Palomas en Santa Fe: la especialista que revela qué hacer (y qué jamás) para convivir con ellas
¿Sabías que destruir un nido de palomas puede empeorar todo? Una experta revela qué hacer y qué evitar para convivir con ellas en Santa Fe.
Las palomas son parte del paisaje urbano de Santa Fe, pero convivir con ellas no siempre es fácil. Una médica veterinaria experta en aves rompe mitos y da claves para evitar problemas sin caer en errores que empeoran la situación.
El error que cometen casi todos
Noelia Aranda, especialista en aves, es clara: destruir un nido ya construido es el peor error. "El tema es que cuando ya tienen el nido hecho, lo que queda es matarlos", advierte, y explica que al sacar el nido se mata a toda la descendencia. Además, esta práctica es contraproducente: "Es una especie que tiene muchas crías en poco tiempo... Si nosotros matamos las crías o las sacamos, le vamos a dar pie a que el animal desarrolle su característica reproductiva".
¿Por qué eligen balcones y edificios?
Aranda aclara que las palomas no eligen cualquier lugar al azar. "Ellas anidaban, cuando era una especie silvestre, en rascacielos naturales y zonas de barranca", detalla. Por eso, los balcones y las cornisas de cemento les resultan familiares.
La clave: prevenir antes de que se instalen
El momento clave es antes de que la paloma se sienta dueña del lugar. "Lo que se evita es que ellas tengan el refuerzo positivo de obtener el beneficio del lugar", explica. Una vez que lo consiguen, "son muy cabeza dura" y revertirlo es casi imposible.
Riesgos sanitarios: qué es real y qué no
Sobre las enfermedades, Aranda baja los decibeles: "Como transmisión de enfermedades es baja la posibilidad si estamos en un ambiente abierto". Pero alerta sobre el verdadero peligro: el polvillo de la materia fecal puede generar hongos como el aspergillus, que "te puede llegar a dar una neumonía de tipo micótica". Por eso, recomienda lavarse bien las manos tras tocar superficies con excrementos.

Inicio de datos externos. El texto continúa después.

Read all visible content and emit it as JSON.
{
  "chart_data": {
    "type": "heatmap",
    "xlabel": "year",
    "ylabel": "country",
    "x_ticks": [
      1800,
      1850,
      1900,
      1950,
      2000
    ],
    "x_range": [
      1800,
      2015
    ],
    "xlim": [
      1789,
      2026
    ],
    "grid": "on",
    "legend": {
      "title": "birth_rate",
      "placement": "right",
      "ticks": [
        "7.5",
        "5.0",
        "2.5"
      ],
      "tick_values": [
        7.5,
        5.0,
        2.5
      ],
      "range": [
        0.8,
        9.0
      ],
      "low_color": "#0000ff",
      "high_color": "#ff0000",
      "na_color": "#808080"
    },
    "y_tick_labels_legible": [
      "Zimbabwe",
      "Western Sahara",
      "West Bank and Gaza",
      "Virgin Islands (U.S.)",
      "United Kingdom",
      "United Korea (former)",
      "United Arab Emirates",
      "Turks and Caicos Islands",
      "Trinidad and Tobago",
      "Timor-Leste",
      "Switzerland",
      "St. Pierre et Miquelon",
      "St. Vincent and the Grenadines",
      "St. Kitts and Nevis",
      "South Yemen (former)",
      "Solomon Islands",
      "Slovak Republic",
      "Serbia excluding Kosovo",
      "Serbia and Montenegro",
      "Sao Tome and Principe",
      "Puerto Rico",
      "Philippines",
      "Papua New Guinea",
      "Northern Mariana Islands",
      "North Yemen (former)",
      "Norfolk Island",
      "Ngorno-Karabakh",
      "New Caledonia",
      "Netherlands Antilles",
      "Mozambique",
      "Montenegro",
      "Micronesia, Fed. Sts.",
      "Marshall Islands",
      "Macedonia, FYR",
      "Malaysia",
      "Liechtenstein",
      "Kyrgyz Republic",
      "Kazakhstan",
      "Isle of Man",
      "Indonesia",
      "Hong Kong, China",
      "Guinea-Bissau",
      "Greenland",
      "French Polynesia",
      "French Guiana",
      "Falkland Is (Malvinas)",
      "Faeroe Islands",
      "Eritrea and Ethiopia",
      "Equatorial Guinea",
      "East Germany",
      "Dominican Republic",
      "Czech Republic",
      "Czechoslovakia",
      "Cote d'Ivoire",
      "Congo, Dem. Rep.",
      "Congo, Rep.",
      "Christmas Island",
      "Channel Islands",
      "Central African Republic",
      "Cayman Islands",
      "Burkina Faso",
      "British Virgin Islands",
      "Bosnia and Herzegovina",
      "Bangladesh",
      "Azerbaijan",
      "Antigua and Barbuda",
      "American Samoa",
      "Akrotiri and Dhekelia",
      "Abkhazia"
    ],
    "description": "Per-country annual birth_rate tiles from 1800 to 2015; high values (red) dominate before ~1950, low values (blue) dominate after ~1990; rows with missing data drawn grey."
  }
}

El pedido a la Municipalidad
La especialista apunta a la limpieza de espacios como el Palomar: "Desde la Municipalidad podrían hacer una o dos limpiezas semanales", propone, para que los chicos puedan acercarse sin riesgo. Y relativiza el peligro: "Yo trabajé en el Palomar... no me enfermé de nada".
Un llamado a cambiar la mirada
Aranda cierra con una reflexión: "Las palomas están acá porque las trajimos". Recuerda que fueron "combatientes de guerra" y que "están a la altura de un perro y un gato", con emociones y sistema nervioso. "Hay que tener en cuenta que tienen un sistema nervioso, un sistema límbico, que sienten emociones, que sienten y que son vida", concluye.